The birds stop singing. The leaves start to fly as the wind whips up, and you know what kind of storm is coming. People get excited. It’s a special occasion—everybody’s day revolves around the same event.

And we’re stubborn. Even as the first drops fall and the thunder starts to rumble, you’ll see neighbors out and about walking their dogs, just strolling along without a hint of panic in their step. It’s only when the downpour starts that we finally step inside to stay dry. The whole family gathers around the big picture window or pulls up a chair on the front porch to watch the storm. You wouldn’t want to miss it.
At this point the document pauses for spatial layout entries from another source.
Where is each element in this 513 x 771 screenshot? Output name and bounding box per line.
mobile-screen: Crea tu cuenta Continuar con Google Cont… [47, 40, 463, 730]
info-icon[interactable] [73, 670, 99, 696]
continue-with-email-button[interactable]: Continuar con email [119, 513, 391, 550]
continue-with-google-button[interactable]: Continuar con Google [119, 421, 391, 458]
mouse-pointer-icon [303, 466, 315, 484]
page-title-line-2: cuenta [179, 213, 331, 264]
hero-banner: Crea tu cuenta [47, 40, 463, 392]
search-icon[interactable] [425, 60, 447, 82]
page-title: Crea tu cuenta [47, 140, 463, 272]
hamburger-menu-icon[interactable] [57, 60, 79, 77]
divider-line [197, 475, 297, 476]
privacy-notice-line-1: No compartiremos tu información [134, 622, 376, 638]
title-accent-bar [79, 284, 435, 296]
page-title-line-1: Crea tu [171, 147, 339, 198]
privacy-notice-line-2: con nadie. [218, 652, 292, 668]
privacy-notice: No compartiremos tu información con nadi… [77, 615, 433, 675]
Then the lightening bolts flash across the sky and the thunder grows from threatening grumbles to splitting cracks. This is when dad will say “Count the seconds between the lightening flash and the crack of thunder. For every five seconds, the storm is one mile away.” You count and count, and soon the sound and the light are simultaneous. If you close your eyes, the spray of the rain blowing up onto the porch makes you feel like a fisherman at sea.

Even when the sirens come on, most people brush them off. But if the storm gets serious enough, everyone will hide in the basement. Mom is excited to bring out her emergency crank-powered radio. The wind howls. Hail hammers the siding. And when it’s all over, everyone creeps out together, puts their hands on their hips, and surveys the damage.

Sometimes there are branches down over here and shingles gone over there; hail dents in the hoods of the cars who don’t have garages. Other times there’s hardly a sign at all of the storm that just raged. The golden sun lights up the wet streets, and the raindrops on the grass and windows sparkle. The birds start to sing again, and we know that the danger has passed.

Watching a thunderstorm brings a different kind of satisfaction. Tending a garden or walking in the park reminds us that, in spite of our urban environment, the natural world is always there to welcome us back. But a storm proclaims nature’s power. It brings us the story of a different kind of world, a world where nature calls the shots. And it reminds us that that world still exists.